Part-Per-Billion Stability Study
The purpose of this study was to determine the stability of elements at the ppb level in low density polyethylene (LDPE) bottles. The stability of metals at the ppb level in this container material was of consequential concern. In work reported previously, it was found that LDPE is the cleanest container material (see Container Material Properties for details) for trace metals solutions.
- A blend of 65 elements from Inorganic Ventures / IV Labs' CMS-SET was prepared at the 0, 2, 10, and 100 ppb concentration level in 1 % (v/v) HNO3 at the start of the study.
- The set consists of the following:
- CMS-1 - 10 µg/mL Ce, Dy, Er, Eu, Gd, Ho, La, Lu, Nd, Pr, Sm, Sc, Tb, Th, Tm, U, Yb, Y in 3.5 % HNO3
- CMS-2 - 10 µg/mL Au, Ir, Pd, Pt, Re, Rh, Ru, and Te in 3.5 % HCl
- CMS-3 - 10 µg/mL Ge, Hf, Mo, Nb, Ta, Sn, Ti, W, and Zr in 3.5 % HNO3 tr. HF
- CMS-4 - 10 µg/mL Sb, As, Ba, Be, Bi, B, Cd, Ga, In, Pb, Se, Tl, and V in 3.5 % HNO3
- CMS-5 - 10 µg/mL Ag, Al, Ca, Cs, Cr+3, Co, Cu, Fe, Li, Mg, Mn, Ni, K, Rb, Na, Sr, and Zn in 3.5 % HNO3
- Only LDPE bottles (500 mL) were used.
- The LDPE bottles were acid leached with 1% nitric acid for 59 hours at 60 °C. New blends prepared in the same way were compared to the original preparation at 1, 3, 25, 75, 137, 300, and 375 days.
- The New blends were compared to the original blend using ICP-MS and the relative % loss was calculated.
- The ICP-MS used is in a clean room limiting environmental contamination (opened 1 % nitric acid solutions in similar LDPE bottles placed around the auto-sampler yielded no detectable environmental contamination at times of ~ 100 hours).

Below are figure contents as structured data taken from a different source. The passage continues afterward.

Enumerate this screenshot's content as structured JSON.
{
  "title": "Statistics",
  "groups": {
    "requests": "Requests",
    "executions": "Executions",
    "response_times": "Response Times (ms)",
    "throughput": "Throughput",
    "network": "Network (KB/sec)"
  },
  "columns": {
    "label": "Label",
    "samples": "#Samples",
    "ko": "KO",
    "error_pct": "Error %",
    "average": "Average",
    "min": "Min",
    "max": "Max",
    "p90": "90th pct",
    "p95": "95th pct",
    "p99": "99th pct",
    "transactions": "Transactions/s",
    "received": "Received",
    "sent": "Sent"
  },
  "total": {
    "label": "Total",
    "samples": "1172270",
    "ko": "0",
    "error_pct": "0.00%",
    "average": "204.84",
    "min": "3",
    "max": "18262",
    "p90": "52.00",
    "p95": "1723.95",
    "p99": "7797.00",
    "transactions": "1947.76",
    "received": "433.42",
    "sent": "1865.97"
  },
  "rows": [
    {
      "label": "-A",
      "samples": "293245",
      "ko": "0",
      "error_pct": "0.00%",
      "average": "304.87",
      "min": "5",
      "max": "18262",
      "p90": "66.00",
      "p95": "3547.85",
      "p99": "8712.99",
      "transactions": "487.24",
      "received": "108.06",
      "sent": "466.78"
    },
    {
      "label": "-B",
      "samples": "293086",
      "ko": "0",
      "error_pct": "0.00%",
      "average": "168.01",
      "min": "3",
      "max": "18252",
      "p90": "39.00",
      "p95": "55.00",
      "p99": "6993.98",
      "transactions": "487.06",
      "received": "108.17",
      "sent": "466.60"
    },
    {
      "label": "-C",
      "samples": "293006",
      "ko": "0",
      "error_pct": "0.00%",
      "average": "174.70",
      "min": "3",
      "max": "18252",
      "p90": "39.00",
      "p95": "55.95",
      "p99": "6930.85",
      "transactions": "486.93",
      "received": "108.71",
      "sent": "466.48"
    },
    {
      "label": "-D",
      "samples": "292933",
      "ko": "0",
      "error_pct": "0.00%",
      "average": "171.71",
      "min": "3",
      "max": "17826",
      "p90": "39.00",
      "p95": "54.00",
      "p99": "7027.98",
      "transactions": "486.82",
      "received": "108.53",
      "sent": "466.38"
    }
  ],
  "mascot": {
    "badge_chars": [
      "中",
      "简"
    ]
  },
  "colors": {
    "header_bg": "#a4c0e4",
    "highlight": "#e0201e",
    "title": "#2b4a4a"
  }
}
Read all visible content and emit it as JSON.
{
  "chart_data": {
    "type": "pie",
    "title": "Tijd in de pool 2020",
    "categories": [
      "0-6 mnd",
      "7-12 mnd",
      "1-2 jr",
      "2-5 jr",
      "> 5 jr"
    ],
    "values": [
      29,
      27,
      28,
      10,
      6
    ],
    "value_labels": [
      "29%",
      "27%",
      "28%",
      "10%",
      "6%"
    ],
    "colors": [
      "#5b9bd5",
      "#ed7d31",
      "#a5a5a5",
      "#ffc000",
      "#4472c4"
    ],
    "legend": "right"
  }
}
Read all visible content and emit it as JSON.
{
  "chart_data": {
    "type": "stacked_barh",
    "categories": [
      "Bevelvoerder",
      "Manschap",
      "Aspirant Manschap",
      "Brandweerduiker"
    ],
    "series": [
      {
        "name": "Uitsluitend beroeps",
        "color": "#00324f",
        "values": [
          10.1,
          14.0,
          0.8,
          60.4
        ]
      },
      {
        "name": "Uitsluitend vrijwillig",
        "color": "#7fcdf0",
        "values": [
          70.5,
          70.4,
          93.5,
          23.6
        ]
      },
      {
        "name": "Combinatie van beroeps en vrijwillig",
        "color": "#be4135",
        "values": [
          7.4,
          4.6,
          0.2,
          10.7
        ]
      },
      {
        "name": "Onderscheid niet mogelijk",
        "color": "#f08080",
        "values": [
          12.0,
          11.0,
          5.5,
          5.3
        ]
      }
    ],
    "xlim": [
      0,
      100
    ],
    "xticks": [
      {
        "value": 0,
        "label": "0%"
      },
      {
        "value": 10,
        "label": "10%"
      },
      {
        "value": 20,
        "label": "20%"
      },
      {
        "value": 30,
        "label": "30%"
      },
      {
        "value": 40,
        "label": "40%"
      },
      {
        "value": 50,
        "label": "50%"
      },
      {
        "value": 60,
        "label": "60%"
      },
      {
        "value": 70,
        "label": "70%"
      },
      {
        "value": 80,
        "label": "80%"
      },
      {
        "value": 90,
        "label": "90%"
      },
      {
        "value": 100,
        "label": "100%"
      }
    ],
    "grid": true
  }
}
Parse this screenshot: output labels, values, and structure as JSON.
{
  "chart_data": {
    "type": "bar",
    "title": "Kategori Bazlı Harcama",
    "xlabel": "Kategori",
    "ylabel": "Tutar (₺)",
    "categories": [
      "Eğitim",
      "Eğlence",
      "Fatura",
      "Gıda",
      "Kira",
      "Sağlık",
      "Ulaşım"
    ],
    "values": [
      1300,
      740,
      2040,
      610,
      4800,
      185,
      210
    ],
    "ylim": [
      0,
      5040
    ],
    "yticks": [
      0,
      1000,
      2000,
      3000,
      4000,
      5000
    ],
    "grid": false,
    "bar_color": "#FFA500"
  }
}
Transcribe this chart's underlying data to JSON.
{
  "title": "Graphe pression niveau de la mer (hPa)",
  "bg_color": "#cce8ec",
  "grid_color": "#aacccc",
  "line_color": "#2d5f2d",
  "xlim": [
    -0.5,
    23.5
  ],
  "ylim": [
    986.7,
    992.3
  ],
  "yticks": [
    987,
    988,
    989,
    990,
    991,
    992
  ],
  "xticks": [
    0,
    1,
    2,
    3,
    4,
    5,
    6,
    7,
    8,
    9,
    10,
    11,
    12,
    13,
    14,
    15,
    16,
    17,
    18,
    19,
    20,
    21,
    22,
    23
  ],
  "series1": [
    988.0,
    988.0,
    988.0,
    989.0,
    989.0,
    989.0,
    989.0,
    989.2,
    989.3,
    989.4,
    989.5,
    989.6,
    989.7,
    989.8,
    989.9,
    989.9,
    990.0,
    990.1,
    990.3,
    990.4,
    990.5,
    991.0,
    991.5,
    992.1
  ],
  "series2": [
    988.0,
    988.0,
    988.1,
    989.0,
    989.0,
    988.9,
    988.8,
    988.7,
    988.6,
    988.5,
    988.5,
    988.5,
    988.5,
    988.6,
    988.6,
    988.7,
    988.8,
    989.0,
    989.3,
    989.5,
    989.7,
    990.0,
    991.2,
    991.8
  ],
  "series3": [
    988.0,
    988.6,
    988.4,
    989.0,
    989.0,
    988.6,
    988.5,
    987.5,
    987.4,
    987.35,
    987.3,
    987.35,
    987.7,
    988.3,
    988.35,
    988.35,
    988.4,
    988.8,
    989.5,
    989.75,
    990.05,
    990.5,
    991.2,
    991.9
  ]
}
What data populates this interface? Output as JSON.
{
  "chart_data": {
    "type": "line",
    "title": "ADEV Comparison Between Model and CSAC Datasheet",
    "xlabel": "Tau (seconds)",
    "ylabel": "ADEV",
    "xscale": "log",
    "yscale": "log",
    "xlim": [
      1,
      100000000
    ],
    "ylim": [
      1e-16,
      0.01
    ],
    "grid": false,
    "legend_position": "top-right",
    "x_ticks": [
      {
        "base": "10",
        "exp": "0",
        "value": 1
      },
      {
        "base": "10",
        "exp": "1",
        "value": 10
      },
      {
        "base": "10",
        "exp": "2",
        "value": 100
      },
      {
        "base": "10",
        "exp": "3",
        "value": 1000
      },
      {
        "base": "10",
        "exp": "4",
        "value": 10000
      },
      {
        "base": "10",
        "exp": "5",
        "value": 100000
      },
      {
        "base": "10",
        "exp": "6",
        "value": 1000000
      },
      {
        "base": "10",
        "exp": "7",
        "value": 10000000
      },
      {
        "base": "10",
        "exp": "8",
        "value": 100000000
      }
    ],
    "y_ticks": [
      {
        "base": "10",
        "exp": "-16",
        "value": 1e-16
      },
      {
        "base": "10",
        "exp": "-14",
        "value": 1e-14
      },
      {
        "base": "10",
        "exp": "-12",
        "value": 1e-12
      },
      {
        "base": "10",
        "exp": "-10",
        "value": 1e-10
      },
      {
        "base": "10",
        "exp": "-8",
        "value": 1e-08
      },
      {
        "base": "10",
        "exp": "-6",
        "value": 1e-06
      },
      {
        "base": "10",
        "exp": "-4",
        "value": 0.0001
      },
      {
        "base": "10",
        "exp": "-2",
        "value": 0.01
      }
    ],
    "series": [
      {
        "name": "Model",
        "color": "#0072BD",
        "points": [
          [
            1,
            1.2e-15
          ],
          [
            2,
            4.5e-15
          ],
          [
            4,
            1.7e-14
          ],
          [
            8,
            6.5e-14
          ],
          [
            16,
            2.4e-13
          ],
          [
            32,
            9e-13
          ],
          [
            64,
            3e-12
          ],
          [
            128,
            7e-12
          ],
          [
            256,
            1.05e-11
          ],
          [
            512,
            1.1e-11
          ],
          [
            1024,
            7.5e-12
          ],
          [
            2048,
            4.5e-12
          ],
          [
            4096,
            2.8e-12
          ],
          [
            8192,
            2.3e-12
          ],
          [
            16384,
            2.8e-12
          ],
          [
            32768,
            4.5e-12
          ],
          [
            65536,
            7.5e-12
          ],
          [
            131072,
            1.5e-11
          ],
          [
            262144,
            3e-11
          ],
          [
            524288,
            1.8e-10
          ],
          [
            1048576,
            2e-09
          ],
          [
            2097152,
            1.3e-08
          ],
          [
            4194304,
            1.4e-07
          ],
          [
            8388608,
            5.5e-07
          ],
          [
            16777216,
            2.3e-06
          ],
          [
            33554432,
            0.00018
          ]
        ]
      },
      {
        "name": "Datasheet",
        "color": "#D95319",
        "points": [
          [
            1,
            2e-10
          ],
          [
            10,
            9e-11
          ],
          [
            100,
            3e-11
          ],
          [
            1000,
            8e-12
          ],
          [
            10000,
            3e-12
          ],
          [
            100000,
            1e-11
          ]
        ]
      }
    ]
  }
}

- Measurements of each blend were made in the same LDPE bottle i.e. the blend was not exposed to any other container during the study.
- Hg was not stable long enough to measure (minutes).
- Au was the next most unstable element, showing instability at the 2, 10, and 100 ppb levels at 3 days.
- Ag showed instability only at the 10 and 100 ppb levels at 137 days.
- Pd showed instability only at the 2 and 10 ppb levels at 3 days.
- Pt and Ta showed instability only at the 2 and 10 ppb levels at 137 days.
- Ir showed instability only at the 2 ppb level at 300 days.
- Mo, Sn, and Hf showed instability only at the 2 ppb level at 375 days.
- All other elements showed no instability at 2-100 ppb for 375 days, including:
Ce, Dy, Er, Eu, Gd, Ho, La, Lu, Nd, Pr, Sm, Sc, Tb, Th, Tm, U, Yb, Y, Re, Rh, Ru, Te, Ge, Nb, Ti, W, Zr, Sb, As, Ba, Be, Bi, B, Cd, Ga, In, Pb, Se, Tl, V, Al, Ca, Cs, Cr+3, Co, Cu, Fe, Li, Mg, Mn, Ni, K, Rb, Na, Sr, and Zn.
Graphed data for each element that showed instability is available in part 7 of our Trace Analysis guide.
- The 1 % nitric acid solutions of the alkali, alkaline, and rare earth elements do not show any instability at the 2-100 ppb level in LDPE.
- The majority of elements studied were found to be stable for 1 year at the 2-100 ppb level.
- Silver (Ag) is the only unstable element found that is stable at the 2 ppb level. Ag's instability is most likely linked to its chloride chemistry (photo-reduction, precipitation).
- Gold (Au) and Mercury (Hg), which are similar in stability, are the most unstable elements and are the only elements unstable at all of the concentration levels studied. They are also reported to stabilize one another.
- Platinum (Pt), Tantalum (Ta), Molybdenum (Mo), Tin (Sn), Hafnium (Hf), and Iridium (Ir) were originally present as a fluoride or chloride complex.